Mais sa femme lui arrache le feuillet, avec une soudaine violence. Elle a changé du tout au tout. Avec fureur, elle déchire la missive en menus fragments, tout en lui criant au visage, à mots précipités :
— Pourquoi lirais-tu ces ordures, ces mensonges ignobles, qu’ils écrivent tous ?… Qu’il est tombé en héros « pour son Führer et pour son peuple » ?… Qu’il a été un soldat et un camarade exemplaire ?… Voilà ce que tu te laisserais conter par ces gens, alors que nous savons si bien tous les deux que notre petit ne vivait que pour ses bricolages de radio, et qu’il a pleuré quand il a dû rejoindre l’armée !… Combien de fois ne m’a-t-il pas dit, pendant son service militaire, qu’il aurait volontiers sacrifié sa main droite pour être délivré de ces gens-là !… Et maintenant, un soldat modèle et un mort exemplaire !… Mensonges, mensonges, rien que mensonges !… Mais, tout ça, c’est vous qui l’avez préparé, avec votre misérable guerre, toi et ton Führer !
Dressée devant lui, elle l’affronte, les yeux étincelants de fureur.
— Moi et mon Führer ? murmure-t-il, tout abasourdi par cette attaque. Pourquoi est-il tout à coup mon Führer ?… Je ne suis même pas membre du Parti… Tout au plus du Front du Travail, parce que tout le monde doit en être… Ce Führer, nous l’avons porté au pouvoir, toi tout autant que moi.
Il a dit cela à la façon lente et posée qui lui est habituelle. Moins pour se défendre que pour rétablir la vérité. Mais pourquoi l’attaque-t-elle si brusquement ?… N’ont-ils pas toujours été du même avis ?
Elle poursuit, avec emportement :
— Mais, finalement, n’es-tu pas toujours le seul à décider de tout ? Même quand il s’agit d’aménager dans la cave un réduit pour la provision de pommes de terre, il faut qu’il soit comme tu veux et non pas comme je voudrais. Et pour une chose qui engageait toute notre existence, tu as pris la décision la plus mauvaise. Mais voilà : tu es un sournois, tu ne songes qu’à avoir la paix et à ne pas te faire remarquer. Quand ils ont tous hurlé : « Führer, commande : nous te suivons ! » tu as fait comme eux, et nous avons bien dû t’emboîter le pas une fois de plus !… Mais maintenant, Otto, mon petit est mort. Aucun Führer au monde ne me le rendra, ni toi non plus !
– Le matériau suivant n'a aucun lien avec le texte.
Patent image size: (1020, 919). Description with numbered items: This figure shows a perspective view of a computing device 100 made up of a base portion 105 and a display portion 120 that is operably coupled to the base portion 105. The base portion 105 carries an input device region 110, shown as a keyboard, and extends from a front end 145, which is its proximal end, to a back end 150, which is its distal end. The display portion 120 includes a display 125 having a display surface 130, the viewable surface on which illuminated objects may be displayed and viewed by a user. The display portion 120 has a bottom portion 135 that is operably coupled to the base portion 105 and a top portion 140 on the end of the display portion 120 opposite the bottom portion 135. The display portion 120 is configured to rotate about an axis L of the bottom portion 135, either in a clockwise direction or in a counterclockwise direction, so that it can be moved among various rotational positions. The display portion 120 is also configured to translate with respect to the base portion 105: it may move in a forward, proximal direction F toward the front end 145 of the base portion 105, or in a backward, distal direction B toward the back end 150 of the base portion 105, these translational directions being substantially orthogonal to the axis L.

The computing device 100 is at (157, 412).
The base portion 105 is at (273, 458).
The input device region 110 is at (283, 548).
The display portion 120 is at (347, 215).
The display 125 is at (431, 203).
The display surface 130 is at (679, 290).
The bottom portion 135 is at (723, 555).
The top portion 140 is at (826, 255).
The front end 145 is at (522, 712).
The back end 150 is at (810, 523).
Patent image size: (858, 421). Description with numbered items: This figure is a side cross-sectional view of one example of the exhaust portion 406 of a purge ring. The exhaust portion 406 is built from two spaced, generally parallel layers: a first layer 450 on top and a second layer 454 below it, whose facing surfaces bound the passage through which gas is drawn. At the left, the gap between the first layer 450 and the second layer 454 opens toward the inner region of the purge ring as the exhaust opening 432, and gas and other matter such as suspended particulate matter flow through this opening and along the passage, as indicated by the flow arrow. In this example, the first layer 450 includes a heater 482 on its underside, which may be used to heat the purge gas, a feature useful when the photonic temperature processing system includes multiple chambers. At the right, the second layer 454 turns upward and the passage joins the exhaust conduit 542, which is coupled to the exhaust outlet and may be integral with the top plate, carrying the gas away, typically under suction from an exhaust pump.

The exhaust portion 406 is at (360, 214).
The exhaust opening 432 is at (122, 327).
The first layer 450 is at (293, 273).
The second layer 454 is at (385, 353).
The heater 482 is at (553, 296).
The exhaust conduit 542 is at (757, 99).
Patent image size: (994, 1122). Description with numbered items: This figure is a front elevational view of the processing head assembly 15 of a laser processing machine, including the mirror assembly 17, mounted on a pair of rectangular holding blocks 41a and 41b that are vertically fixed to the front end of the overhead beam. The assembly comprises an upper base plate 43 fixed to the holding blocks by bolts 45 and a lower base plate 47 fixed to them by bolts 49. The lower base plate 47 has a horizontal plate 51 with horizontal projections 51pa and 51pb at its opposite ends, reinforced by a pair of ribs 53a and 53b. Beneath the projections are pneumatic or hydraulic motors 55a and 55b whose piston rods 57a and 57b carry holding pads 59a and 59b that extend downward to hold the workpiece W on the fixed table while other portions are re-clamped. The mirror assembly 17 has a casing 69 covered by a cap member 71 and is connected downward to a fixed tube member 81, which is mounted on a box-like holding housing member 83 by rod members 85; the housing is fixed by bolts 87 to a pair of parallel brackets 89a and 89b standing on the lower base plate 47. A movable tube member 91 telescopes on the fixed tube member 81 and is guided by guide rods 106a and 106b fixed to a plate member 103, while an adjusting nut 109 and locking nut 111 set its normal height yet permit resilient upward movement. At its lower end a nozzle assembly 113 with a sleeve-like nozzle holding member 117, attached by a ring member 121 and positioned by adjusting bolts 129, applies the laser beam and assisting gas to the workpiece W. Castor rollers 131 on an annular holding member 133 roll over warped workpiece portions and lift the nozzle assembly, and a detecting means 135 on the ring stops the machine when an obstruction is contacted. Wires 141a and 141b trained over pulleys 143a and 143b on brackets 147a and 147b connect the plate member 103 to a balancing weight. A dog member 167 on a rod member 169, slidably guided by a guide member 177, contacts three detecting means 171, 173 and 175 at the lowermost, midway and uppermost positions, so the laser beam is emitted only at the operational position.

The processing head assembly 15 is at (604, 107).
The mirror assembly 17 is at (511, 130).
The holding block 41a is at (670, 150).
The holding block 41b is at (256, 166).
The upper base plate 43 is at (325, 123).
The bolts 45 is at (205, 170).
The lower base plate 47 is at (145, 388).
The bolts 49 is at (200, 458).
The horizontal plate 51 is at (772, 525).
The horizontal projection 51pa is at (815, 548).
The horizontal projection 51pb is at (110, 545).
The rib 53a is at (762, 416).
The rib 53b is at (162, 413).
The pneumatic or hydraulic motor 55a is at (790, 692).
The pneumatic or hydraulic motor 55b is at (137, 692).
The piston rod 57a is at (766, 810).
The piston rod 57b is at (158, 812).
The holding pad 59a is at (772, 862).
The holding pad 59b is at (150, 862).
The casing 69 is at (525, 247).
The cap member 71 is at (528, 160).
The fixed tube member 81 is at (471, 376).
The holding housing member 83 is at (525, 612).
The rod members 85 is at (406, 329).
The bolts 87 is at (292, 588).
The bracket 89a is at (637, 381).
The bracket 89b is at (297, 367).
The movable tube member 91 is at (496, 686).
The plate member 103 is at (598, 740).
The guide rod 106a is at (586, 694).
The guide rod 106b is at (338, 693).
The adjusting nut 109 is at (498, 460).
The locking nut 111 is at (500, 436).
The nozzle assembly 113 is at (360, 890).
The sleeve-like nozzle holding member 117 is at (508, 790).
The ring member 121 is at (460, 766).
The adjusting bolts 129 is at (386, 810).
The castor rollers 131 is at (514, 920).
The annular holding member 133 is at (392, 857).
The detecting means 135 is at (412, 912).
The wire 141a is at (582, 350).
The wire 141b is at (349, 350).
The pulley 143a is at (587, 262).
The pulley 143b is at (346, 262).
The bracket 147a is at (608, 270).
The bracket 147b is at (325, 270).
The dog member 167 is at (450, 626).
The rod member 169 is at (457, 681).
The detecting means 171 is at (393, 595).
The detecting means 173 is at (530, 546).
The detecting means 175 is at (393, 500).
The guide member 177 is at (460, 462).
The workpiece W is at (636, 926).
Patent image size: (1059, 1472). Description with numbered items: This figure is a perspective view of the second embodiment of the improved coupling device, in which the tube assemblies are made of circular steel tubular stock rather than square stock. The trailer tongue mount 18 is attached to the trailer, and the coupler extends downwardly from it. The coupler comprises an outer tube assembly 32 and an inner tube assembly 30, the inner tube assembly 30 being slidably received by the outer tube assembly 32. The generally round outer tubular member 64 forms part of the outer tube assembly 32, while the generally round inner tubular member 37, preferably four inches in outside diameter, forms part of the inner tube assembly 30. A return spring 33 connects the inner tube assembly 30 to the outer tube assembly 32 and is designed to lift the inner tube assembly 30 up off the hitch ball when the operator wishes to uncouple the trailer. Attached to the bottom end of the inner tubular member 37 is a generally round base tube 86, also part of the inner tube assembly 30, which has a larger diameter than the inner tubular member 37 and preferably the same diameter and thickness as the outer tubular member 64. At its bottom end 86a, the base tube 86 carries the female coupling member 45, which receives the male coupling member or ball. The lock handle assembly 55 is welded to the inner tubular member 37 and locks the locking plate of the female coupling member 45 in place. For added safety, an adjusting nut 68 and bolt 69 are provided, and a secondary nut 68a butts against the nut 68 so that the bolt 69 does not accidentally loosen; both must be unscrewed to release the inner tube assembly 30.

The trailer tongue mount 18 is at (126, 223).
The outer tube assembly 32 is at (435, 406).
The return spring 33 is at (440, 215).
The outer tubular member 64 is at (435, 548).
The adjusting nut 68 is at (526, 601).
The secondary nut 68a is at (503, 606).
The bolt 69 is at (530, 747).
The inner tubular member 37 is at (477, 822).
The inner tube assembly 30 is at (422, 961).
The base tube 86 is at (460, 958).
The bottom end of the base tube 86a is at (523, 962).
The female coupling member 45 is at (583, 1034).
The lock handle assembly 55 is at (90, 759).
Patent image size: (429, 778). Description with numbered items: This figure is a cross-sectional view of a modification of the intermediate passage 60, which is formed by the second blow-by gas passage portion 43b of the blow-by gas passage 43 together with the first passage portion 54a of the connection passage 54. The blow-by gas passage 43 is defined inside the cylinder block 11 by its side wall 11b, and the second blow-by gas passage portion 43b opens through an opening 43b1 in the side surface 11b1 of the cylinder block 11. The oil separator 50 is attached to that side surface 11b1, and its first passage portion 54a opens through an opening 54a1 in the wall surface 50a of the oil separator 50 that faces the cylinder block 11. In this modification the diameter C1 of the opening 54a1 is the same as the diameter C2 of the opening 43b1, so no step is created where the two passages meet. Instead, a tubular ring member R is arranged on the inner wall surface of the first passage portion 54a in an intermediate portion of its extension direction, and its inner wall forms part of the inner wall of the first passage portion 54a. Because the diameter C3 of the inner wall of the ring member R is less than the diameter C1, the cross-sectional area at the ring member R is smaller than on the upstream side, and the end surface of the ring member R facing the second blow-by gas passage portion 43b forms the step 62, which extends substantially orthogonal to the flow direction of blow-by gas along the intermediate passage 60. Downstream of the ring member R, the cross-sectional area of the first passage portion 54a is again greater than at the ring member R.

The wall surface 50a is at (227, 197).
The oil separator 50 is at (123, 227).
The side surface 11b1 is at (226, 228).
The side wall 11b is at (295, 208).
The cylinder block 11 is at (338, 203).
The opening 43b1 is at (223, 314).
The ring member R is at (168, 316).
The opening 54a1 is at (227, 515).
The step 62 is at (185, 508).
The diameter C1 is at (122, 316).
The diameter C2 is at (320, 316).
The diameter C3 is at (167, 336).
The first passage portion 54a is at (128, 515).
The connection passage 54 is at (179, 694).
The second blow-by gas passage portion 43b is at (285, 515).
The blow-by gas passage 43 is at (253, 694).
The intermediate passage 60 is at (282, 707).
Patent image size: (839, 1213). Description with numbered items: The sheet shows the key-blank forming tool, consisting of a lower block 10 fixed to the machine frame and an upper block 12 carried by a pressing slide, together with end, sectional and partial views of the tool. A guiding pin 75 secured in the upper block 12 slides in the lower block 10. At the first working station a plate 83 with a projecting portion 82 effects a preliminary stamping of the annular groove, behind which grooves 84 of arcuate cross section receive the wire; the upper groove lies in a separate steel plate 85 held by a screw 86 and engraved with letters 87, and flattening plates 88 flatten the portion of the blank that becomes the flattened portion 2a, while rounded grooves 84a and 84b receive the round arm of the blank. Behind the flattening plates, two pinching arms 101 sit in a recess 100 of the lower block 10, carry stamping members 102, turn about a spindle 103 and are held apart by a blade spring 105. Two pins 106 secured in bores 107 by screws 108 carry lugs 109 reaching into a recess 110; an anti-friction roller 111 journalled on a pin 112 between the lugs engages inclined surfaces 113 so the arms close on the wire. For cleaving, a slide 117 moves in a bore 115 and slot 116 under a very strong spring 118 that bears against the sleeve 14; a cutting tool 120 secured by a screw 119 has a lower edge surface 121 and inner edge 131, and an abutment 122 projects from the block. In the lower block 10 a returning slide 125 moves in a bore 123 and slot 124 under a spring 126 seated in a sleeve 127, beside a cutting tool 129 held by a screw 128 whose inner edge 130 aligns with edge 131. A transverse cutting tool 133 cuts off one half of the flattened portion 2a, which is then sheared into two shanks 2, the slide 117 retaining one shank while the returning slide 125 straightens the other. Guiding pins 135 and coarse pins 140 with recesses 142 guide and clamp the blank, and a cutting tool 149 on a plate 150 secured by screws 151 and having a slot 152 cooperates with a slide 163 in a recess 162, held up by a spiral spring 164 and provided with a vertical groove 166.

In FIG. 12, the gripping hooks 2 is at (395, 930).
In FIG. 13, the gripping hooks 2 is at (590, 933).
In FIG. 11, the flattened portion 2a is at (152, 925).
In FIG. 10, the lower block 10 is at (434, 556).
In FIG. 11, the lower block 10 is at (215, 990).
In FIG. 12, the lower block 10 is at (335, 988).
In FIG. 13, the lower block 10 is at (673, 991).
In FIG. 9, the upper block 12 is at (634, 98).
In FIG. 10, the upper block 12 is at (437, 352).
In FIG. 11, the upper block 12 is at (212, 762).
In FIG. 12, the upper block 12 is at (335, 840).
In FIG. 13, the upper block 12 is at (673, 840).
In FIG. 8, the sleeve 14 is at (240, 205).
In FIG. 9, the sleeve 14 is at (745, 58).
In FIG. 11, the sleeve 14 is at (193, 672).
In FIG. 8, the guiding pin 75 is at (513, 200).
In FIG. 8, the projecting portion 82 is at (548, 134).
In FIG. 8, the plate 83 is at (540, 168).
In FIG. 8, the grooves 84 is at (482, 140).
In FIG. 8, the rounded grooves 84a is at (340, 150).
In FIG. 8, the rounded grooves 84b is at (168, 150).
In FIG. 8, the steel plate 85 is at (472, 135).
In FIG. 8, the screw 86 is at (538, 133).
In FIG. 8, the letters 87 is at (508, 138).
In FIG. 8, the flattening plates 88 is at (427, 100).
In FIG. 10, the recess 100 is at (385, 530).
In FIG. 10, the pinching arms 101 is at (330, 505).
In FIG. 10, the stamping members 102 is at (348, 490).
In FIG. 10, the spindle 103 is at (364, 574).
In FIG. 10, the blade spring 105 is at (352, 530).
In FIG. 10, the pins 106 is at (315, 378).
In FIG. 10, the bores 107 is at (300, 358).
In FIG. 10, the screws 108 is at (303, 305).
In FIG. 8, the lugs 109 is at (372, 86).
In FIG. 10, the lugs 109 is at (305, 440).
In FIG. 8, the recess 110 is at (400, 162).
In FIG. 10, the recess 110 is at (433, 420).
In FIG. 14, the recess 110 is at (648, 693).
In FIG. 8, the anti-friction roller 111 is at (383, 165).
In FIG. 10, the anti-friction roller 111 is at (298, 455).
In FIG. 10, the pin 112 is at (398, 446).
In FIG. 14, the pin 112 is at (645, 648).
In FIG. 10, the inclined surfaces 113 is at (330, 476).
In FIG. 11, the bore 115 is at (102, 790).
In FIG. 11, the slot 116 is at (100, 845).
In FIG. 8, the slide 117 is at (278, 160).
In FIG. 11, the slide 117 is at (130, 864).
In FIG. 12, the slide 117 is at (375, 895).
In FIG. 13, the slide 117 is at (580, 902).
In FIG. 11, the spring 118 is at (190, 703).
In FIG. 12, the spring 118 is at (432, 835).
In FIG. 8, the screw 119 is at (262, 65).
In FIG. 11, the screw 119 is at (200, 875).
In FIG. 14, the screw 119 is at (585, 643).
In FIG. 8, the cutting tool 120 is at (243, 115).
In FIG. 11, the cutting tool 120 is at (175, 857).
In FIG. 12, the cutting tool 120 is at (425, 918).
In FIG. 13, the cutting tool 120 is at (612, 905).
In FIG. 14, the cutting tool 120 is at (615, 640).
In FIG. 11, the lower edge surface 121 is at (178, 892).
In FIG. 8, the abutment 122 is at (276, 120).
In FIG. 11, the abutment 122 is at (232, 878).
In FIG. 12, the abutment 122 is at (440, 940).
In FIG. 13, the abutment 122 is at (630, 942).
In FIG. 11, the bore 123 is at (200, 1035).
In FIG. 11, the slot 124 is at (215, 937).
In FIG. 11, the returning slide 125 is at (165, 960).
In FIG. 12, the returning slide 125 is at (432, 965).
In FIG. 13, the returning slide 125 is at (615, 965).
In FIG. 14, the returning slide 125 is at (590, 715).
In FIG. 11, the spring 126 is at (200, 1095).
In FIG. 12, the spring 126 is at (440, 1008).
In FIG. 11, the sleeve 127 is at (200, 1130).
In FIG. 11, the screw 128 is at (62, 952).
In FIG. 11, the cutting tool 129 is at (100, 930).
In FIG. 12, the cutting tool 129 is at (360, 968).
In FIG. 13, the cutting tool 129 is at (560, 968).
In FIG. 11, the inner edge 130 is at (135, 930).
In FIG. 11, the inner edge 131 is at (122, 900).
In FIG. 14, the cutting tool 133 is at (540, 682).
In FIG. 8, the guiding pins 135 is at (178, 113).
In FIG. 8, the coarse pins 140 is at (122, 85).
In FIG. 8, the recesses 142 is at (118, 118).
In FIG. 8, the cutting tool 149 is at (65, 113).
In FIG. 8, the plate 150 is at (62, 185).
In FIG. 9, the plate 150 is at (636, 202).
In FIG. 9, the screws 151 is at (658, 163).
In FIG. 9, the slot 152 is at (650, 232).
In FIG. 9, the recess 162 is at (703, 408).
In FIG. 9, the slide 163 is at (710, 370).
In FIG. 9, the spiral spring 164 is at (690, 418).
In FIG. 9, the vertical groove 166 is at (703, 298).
Quangel a écouté tout cela sans riposter. Il n’a jamais aimé se battre. Sentant d’ailleurs que seule la douleur parle en elle, il aime presque mieux faire face à ces griefs passionnés qu’à l’expression de son désespoir. Il ne répond que par quelques mots :
— Il faudra bien le dire à Trudel !
Trudel est l’élue, presque la fiancée de leur fils. Bien que le garçon ne soit plus là, elle vient souvent bavarder le soir avec ceux qu’elle appelle déjà « Maman » et « Père ». Pendant la journée, elle travaille dans une usine de confection d’uniformes.
L’évocation de Trudel ramène sur-le-champ Anna Quangel à d’autres pensées. Elle jette un coup d’œil à l’horloge murale, et elle soupire :
— Vas-tu t’en occuper avant ton travail ?
— Je suis de service de une à onze, répond-il. Je m’occuperai de Trudel.
— Bien, dit-elle, vas-y. Mais invite-la seulement à venir ici et ne lui dis encore rien du petit. Je veux lui apprendre moi-même la nouvelle… Ton repas sera prêt pour midi.
— J’y vais, et je lui dirai de venir ici ce soir.
Mais il ne se décide pas encore à sortir. Il regarde le visage livide de sa femme. Elle le regarde aussi.